Taken together, ProMEP demonstrates the ability to accurately interpret the underlying impact of mutations. The exceptional prediction efficiency and generalization ability of ProMEP imply its potent potential in predicting mutational effects in proteins without prior knowledge.


The multimodal architecture enables ProMEP to detect both the interaction between sequentially nearby amino acids (sequence context) (Fig. 3a) and the interaction between spatially nearby amino acids (structure context) (Fig. 3b). To interpret these contexts at different scales, we made an in-depth analysis of ProMEP.


Additionally, we assessed the perception capability of ProMEP in terms of the global protein folding context by employing a multi-class fold classification benchmark. This benchmark consists of 13,265 domains that were carefully selected from the Structural Classification of Proteins-extended (SCOPe) v2.07 database (Materials and methods). In comparison to previous structure-based models, which were trained based on either contact maps or protein graphs, the representations generated by ProMEP exhibit a remarkable ability to be accurately categorized into the correct fold classes (Supplementary information, Fig. S6c). More specifically, ProMEP demonstrates a substantial improvement in the classification of fold classes that are sparse in nature, such as multi-domain proteins (class e, F1 score of 0.92 of ProMEP vs 0.71 of the next-best model, GraSR) and small proteins (class g, F1 score of 0.92 of ProMEP vs 0.62 of the next-best model, GraSR).

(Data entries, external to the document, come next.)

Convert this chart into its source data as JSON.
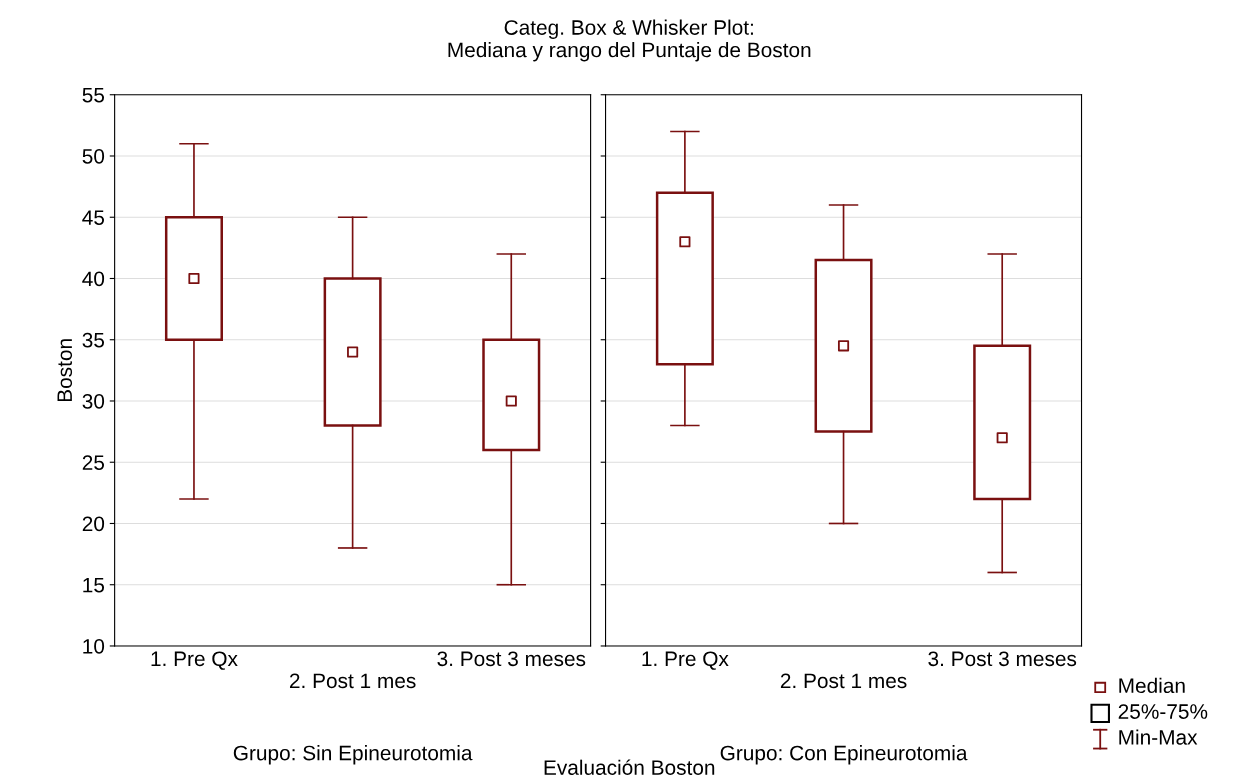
{
  "chart_data": [
    {
      "type": "box",
      "title": "Categ. Box & Whisker Plot:\nMediana y rango del Puntaje de Boston",
      "ylabel": "Boston",
      "xlabel": "Grupo: Sin Epineurotomia",
      "categories": [
        "1. Pre Qx",
        "2. Post 1 mes",
        "3. Post 3 meses"
      ],
      "boxes": [
        {
          "low": 22,
          "q1": 35,
          "median": 40,
          "q3": 45,
          "high": 51
        },
        {
          "low": 18,
          "q1": 28,
          "median": 34,
          "q3": 40,
          "high": 45
        },
        {
          "low": 15,
          "q1": 26,
          "median": 30,
          "q3": 35,
          "high": 42
        }
      ],
      "color": "#7a1010",
      "marker": "square",
      "ylim": [
        10,
        55
      ],
      "yticks": [
        10,
        15,
        20,
        25,
        30,
        35,
        40,
        45,
        50,
        55
      ],
      "grid": "y",
      "annotations": [
        "Evaluación Boston"
      ]
    },
    {
      "type": "box",
      "xlabel": "Grupo: Con Epineurotomia",
      "categories": [
        "1. Pre Qx",
        "2. Post 1 mes",
        "3. Post 3 meses"
      ],
      "boxes": [
        {
          "low": 28,
          "q1": 33,
          "median": 43,
          "q3": 47,
          "high": 52
        },
        {
          "low": 20,
          "q1": 27.5,
          "median": 34.5,
          "q3": 41.5,
          "high": 46
        },
        {
          "low": 16,
          "q1": 22,
          "median": 27,
          "q3": 34.5,
          "high": 42
        }
      ],
      "color": "#7a1010",
      "marker": "square",
      "ylim": [
        10,
        55
      ],
      "yticks": [
        10,
        15,
        20,
        25,
        30,
        35,
        40,
        45,
        50,
        55
      ],
      "grid": "y",
      "tick_labels": "x",
      "annotations": [
        "Median",
        "25%-75%",
        "Min-Max"
      ]
    }
  ]
}
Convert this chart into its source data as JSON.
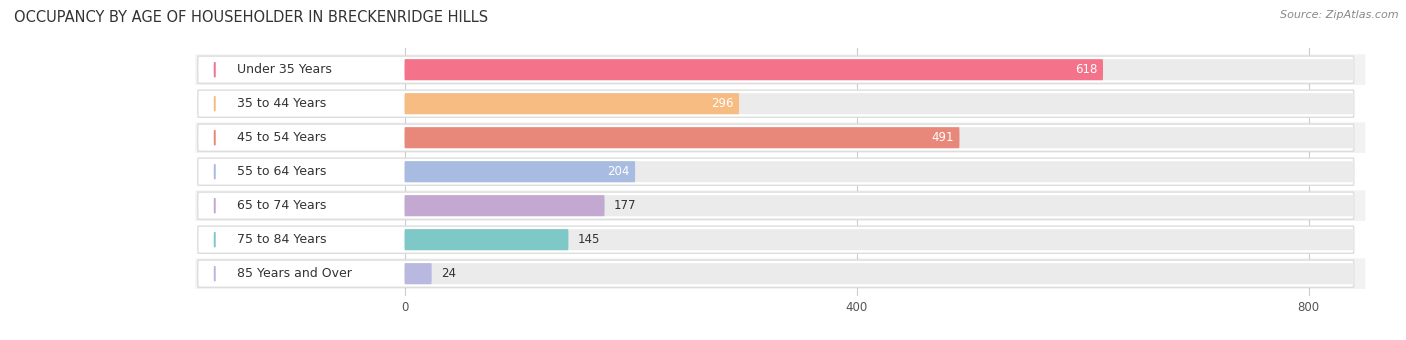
{
  "title": "OCCUPANCY BY AGE OF HOUSEHOLDER IN BRECKENRIDGE HILLS",
  "source": "Source: ZipAtlas.com",
  "categories": [
    "Under 35 Years",
    "35 to 44 Years",
    "45 to 54 Years",
    "55 to 64 Years",
    "65 to 74 Years",
    "75 to 84 Years",
    "85 Years and Over"
  ],
  "values": [
    618,
    296,
    491,
    204,
    177,
    145,
    24
  ],
  "bar_colors": [
    "#F4728A",
    "#F7BC82",
    "#E8887A",
    "#A8BBE0",
    "#C3A8D1",
    "#7EC8C8",
    "#B8B8E0"
  ],
  "xlim_max": 800,
  "xticks": [
    0,
    400,
    800
  ],
  "title_fontsize": 10.5,
  "label_fontsize": 9,
  "value_fontsize": 8.5,
  "source_fontsize": 8,
  "background_color": "#FFFFFF",
  "row_bg_color": "#F2F2F2",
  "pill_bg_color": "#FFFFFF",
  "bar_track_color": "#EBEBEB"
}
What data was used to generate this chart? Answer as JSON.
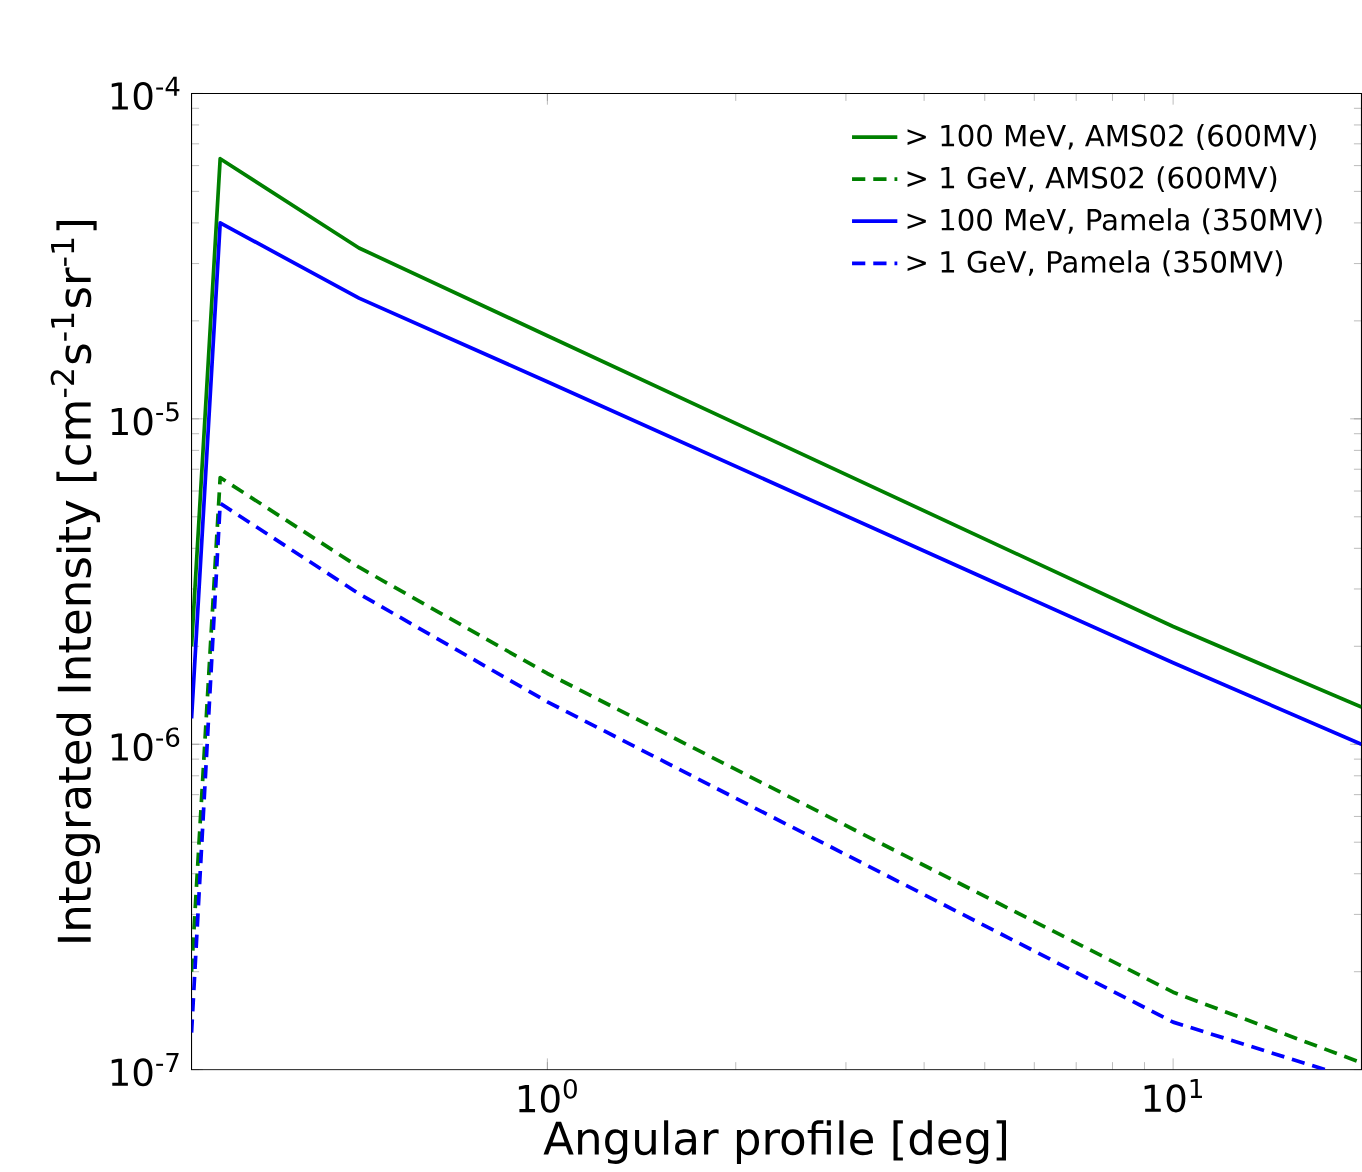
{
  "chart_data": {
    "type": "line",
    "xlabel": "Angular profile [deg]",
    "ylabel": "Integrated Intensity [cm$^{-2}$s$^{-1}$sr$^{-1}$]",
    "log": "xy",
    "xlim": [
      0.27,
      20
    ],
    "ylim": [
      1e-07,
      0.0001
    ],
    "xticks": [
      {
        "value": 1,
        "label": "10$^{0}$"
      },
      {
        "value": 10,
        "label": "10$^{1}$"
      }
    ],
    "yticks": [
      {
        "value": 1e-07,
        "label": "10$^{-7}$"
      },
      {
        "value": 1e-06,
        "label": "10$^{-6}$"
      },
      {
        "value": 1e-05,
        "label": "10$^{-5}$"
      },
      {
        "value": 0.0001,
        "label": "10$^{-4}$"
      }
    ],
    "grid": false,
    "legend": "top right",
    "marker": "none",
    "series": [
      {
        "name": "> 100 MeV, AMS02 (600MV)",
        "color": "#008000",
        "line_style": "solid",
        "x": [
          0.27,
          0.3,
          0.5,
          1,
          10,
          20
        ],
        "values": [
          2e-06,
          6.3e-05,
          3.35e-05,
          1.8e-05,
          2.3e-06,
          1.3e-06
        ]
      },
      {
        "name": "> 1 GeV, AMS02 (600MV)",
        "color": "#008000",
        "line_style": "dashed",
        "x": [
          0.27,
          0.3,
          0.5,
          1,
          10,
          20
        ],
        "values": [
          2e-07,
          6.6e-06,
          3.5e-06,
          1.65e-06,
          1.73e-07,
          1.05e-07
        ]
      },
      {
        "name": "> 100 MeV, Pamela (350MV)",
        "color": "#0000ff",
        "line_style": "solid",
        "x": [
          0.27,
          0.3,
          0.5,
          1,
          10,
          20
        ],
        "values": [
          1.2e-06,
          4e-05,
          2.35e-05,
          1.3e-05,
          1.78e-06,
          1e-06
        ]
      },
      {
        "name": "> 1 GeV,  Pamela (350MV)",
        "color": "#0000ff",
        "line_style": "dashed",
        "x": [
          0.27,
          0.3,
          0.5,
          1,
          10,
          17.5
        ],
        "values": [
          1.3e-07,
          5.5e-06,
          2.9e-06,
          1.35e-06,
          1.4e-07,
          1e-07
        ]
      }
    ]
  }
}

Finally, the ablation study of ProMEP on three datasets demonstrates that both the sequence context learned by the sequence embedding module and the structure context learned by the structure embedding module markedly contribute to the improved performance (Supplementary information, Fig. S7). Collectively, these findings demonstrated that ProMEP is capable of capturing both the sequence context and the structure context of a protein. Furthermore, the quantitative and visually interpretable multimodal context provides significant insights for biologists to understand the molecular function of both annotated and unannotated proteins.